A versão do Coringa apresentada por Phillips em 2019 foi um divisor de águas, justamente em um período em que as bilheteiras e o consumo de narrativas baseadas em quadrinhos atingiram seu auge. Distante da fantasia típica das grandes produções de super-heróis, Phillips optou por ancorar sua visão do personagem em uma realidade crua e sombria, mergulhada em uma sociedade decadente, corrupta e imersa no sensacionalismo. Assim, ele se propôs a explorar as complexidades e nuances de um homem perdido em um sistema opressor, criando um personagem que não apenas refletia, mas também era produto desse ambiente hostil e desumano. A abordagem de Phillips revelou um Coringa cuja transformação em vilão é uma resposta direta às falhas e injustiças de uma sociedade que já havia perdido sua humanidade.
Na época, o diretor rejeitou veementemente a ideia de uma sequência, argumentando que seu filme original já era completo e encerrava sua história de forma satisfatória e intensa. No entanto, o sucesso estrondoso da obra, que não só conquistou as bilheteiras mas também garantiu o prêmio de melhor atuação no Oscar para Phoenix, trouxe consigo uma pressão crescente por parte da Warner para expandir o universo criado. Assim, Phillips cedeu à demanda e decidiu retornar ao personagem que havia causado um impacto tão significativo em 2019. Contudo, desta vez, a abordagem seria diferente: a adição de Lady Gaga ao elenco, interpretando uma personagem já conhecida pelos espectadores.

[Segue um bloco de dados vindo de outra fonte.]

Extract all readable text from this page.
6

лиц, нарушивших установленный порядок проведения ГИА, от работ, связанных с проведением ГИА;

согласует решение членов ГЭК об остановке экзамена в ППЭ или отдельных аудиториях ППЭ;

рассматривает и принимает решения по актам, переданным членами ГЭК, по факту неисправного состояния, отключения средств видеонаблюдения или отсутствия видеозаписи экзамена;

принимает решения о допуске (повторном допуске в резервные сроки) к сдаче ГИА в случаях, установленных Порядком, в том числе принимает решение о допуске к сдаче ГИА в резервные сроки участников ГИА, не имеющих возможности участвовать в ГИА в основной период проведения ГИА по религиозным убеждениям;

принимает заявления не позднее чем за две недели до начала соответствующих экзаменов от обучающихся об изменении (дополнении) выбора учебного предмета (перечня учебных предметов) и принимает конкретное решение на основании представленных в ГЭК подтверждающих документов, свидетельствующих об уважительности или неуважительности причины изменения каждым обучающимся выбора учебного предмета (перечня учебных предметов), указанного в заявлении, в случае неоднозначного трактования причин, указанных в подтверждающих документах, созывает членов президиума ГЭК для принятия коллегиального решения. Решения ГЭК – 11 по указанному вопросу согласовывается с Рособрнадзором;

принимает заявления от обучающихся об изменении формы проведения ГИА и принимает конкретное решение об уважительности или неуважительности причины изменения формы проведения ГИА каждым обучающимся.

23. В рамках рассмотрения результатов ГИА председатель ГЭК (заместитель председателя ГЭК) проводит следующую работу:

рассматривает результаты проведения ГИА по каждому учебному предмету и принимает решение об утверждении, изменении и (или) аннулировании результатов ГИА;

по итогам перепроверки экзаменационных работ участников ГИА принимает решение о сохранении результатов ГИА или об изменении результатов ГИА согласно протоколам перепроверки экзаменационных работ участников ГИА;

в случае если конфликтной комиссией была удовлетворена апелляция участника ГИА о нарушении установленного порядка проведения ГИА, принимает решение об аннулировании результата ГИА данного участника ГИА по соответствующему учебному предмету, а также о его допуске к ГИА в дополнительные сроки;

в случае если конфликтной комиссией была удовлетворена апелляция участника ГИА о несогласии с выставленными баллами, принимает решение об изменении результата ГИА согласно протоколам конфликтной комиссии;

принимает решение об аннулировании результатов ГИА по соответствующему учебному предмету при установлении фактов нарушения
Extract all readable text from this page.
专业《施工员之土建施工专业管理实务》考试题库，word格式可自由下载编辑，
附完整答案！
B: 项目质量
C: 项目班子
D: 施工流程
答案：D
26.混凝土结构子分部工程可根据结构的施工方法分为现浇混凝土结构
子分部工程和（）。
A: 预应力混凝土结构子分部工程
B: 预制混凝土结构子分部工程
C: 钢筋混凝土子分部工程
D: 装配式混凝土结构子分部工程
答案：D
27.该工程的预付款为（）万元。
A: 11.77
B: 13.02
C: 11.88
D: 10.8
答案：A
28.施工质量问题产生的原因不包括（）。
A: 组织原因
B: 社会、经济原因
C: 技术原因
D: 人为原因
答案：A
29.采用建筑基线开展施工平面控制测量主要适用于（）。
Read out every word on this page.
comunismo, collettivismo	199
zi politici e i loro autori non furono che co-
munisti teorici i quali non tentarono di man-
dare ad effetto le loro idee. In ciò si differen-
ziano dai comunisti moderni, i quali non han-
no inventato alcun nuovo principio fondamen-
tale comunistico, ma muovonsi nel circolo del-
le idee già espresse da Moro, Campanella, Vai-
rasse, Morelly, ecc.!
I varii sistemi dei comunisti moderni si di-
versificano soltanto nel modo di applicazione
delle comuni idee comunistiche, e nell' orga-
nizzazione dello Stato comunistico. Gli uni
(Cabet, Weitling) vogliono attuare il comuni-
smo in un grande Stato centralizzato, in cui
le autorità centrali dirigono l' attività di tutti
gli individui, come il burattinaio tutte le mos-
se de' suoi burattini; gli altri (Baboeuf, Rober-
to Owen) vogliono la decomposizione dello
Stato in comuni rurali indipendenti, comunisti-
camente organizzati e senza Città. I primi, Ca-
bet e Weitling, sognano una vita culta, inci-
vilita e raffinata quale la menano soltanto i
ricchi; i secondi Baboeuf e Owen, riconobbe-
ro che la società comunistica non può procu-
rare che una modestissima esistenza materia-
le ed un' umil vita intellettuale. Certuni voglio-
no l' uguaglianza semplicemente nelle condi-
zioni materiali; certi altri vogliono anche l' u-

Longe de definir claramente a natureza de sua obra, e hesitando em abraçar a musicalidade intrínseca ao filme, Phillips se envolve em uma narrativa que mais se assemelha a um drama de tribunal, mas que, na prática, revela um circo midiático em torno de seu personagem. Esse espetáculo reflete, de maneira contundente, a realidade de eventos históricos como o Caso Eloá e o julgamento de O.J. Simpson, onde a mídia transformou tragédias em um espetáculo sensacionalista. Portanto, a sociedade ainda é um problema.
Apesar disso, “Coringa: Delírio a Dois”, ao contrário de seu antecessor, se revela um fracasso artístico, resultado de um diretor hesitante em abraçar totalmente a proposta de que seu filme é, na essência, um musical. O resultado, portanto, é um trabalho perdido, que carece de coesão e propósito. A sensação predominante é de que Phillips não soube o que queria ou até mesmo como conduzir sua visão, deixando o filme em uma espécie de limbo criativo. A falta de uma direção clara revela-se uma tentativa frustrada de inovar sem compreender, de fato, o que torna uma obra como essa algo significativo e impactante.
O sensacionalismo midiático é explorado ao mostrar como o personagem de Phoenix, para seus seguidores fanáticos, se transforma em uma figura quase heroica, enquanto é visto como um monstro pelo restante da sociedade. Harleen “Lee” Quinzel (Lady Gaga), assim como parte da população, se fascina pela ideia de monstruosidade que cerca o Coringa, tornando-se obcecada por essa imagem e desejando se tornar tudo o que ele representa. Sua paixão vai além da simples admiração, refletindo um desejo profundo de se imergir na mesma loucura e caos que define o vilão. No entanto, essa obsessão nunca a leva a realmente compartilhar da insanidade de seu par.
Embora Phillips insista em explorar temas como a saúde mental de seu personagem, a distinção entre delírio, condição mental e maldade permanece indefinida ao longo do filme. Essa ambiguidade se torna ainda mais evidente no ato final, quando o personagem se revela, causando o desinteresse de Lee. Assim como grande parte da sociedade no universo da trama, o próprio Phillips parece hesitar em determinar se Arthur Fleck e o Coringa são duas identidades separadas ou se representam uma única pessoa.
Certamente, nenhum filme é obrigado a existir, e tampouco cabe a nós determinarmos se uma obra deveria ou não ter sido feita. Contudo, é inevitável ignorar o contraste evidente entre “Coringa: Delírio a Dois” e seu antecessor, especialmente quando se considera um diretor que, no primeiro filme, parecia ter uma visão clara e uma direção firme, levando-nos a questionar como um filme com tanto potencial pode se desviar tanto de seu propósito original.